Use get_endpoint() to retrieve the public URL for a specific port on a running sandbox:
# Get the public URL for port 8080 inside the sandbox
url = sandbox.get_endpoint(port=8080)
print(url)
# e.g. https://ingress.example.com/proxy/8080
#      or http://<host>:<proxy-port>/proxy/8080 in single-host mode
For callers that live inside the same Docker network or Kubernetes cluster, resolve the internal address directly to bypass the host proxy mapping:
# Returns the sandbox container IP directly, e.g. http://172.17.0.3:8080
internal_url = sandbox.get_endpoint(port=8080, resolve_internal=True)

Single-Host Routing

In single-host (Docker bridge) mode, only execd’s proxy port (44772) is published on the host. All sandbox container ports are reachable through the proxy path:
  • get_endpoint(port=X) returns {public_host}:{host_proxy_port}/proxy/{X}
  • HTTP, Server-Sent Events, and WebSocket traffic all share the same mapped host port
  • No additional ports need to be published, simplifying firewall management
If execd’s proxy port (44772) or the optional 8080 host mapping is missing, get_endpoint() responds with HTTP 500 and a message stating which mapping was unavailable.
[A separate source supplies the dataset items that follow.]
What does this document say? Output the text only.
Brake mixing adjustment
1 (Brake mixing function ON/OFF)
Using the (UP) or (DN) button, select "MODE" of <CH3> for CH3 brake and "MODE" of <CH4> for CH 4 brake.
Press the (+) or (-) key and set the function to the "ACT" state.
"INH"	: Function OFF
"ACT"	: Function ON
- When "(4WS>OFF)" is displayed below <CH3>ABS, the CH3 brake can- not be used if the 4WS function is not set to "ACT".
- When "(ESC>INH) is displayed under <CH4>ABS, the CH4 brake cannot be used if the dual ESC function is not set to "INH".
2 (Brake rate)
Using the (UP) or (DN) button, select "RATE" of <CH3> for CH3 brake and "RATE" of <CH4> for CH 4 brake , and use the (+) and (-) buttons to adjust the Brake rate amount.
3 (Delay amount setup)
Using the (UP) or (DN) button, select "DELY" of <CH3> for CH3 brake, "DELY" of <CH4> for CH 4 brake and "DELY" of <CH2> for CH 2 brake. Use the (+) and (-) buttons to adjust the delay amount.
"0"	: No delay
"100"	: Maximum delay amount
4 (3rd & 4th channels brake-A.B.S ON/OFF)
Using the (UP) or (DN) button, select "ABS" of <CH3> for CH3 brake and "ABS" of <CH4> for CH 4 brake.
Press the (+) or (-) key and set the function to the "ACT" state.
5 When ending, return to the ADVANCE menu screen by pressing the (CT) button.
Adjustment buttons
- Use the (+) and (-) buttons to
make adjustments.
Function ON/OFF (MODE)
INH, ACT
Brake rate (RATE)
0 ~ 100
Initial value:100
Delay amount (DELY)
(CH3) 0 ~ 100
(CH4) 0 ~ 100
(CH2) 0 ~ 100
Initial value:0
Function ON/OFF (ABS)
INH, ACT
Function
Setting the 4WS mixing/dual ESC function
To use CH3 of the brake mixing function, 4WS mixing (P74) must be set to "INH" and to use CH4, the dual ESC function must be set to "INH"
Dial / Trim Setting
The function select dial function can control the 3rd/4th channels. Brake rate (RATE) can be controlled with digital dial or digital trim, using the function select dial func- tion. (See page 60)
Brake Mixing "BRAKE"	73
Full Example: Egress Policy with Credential Vault

The following example combines a network policy with Credential Vault to run Claude Code inside a sandbox. Only api.anthropic.com and registry.npmjs.org are reachable; all other outbound traffic is denied.
import os
from datetime import timedelta

from opensandbox import SandboxSync
from opensandbox.models.sandboxes import (
    Credential,
    CredentialBinding,
    CredentialProxyConfig,
    NetworkPolicy,
    NetworkRule,
    SandboxImageSpec,
)

ANTHROPIC_HOST = "api.anthropic.com"

sandbox = SandboxSync.create(
    image=SandboxImageSpec("opensandbox/code-interpreter:latest"),
    timeout=timedelta(minutes=15),
    env={
        "ANTHROPIC_BASE_URL": "https://api.anthropic.com",
        "ANTHROPIC_API_KEY": "fake-key-inside-sandbox",
    },
    network_policy=NetworkPolicy(
        defaultAction="deny",
        egress=[
            NetworkRule(action="allow", target=ANTHROPIC_HOST),
            NetworkRule(action="allow", target="registry.npmjs.org"),
        ],
    ),
    credential_proxy=CredentialProxyConfig(enabled=True),
)

try:
    sandbox.credential_vault.create(
        credentials=[
            Credential(
                name="anthropic-api-key",
                source={"value": os.environ["ANTHROPIC_API_KEY"]},
            )
        ],
        bindings=[
            CredentialBinding(
                name="anthropic-api",
                match={
                    "schemes": ["https"],
                    "ports": [443],
                    "hosts": [ANTHROPIC_HOST],
                    "methods": ["GET", "POST"],
                    "paths": ["/v1/*"],
                },
                auth={
                    "type": "apiKey",
                    "name": "x-api-key",
                    "credential": "anthropic-api-key",
                },
            )
        ],
    )

    result = sandbox.commands.run("claude -p '1+1'")
    print("".join(part.text for part in result.logs.stdout))
finally:
    sandbox.kill()
    sandbox.close()

Runtime Compatibility

The egress sidecar uses an iptables nat table REDIRECT rule for DNS interception. This is supported by runc (default) and all Kata Containers variants (kata-qemu, kata-clh, kata-fc), but not by gVisor — gVisor’s netstack does not implement the nat table. The OpenSandbox server returns HTTP 400 if you request network_policy together with secure_runtime.type = "gvisor". For full runtime compatibility details, see the Secure Runtimes guide.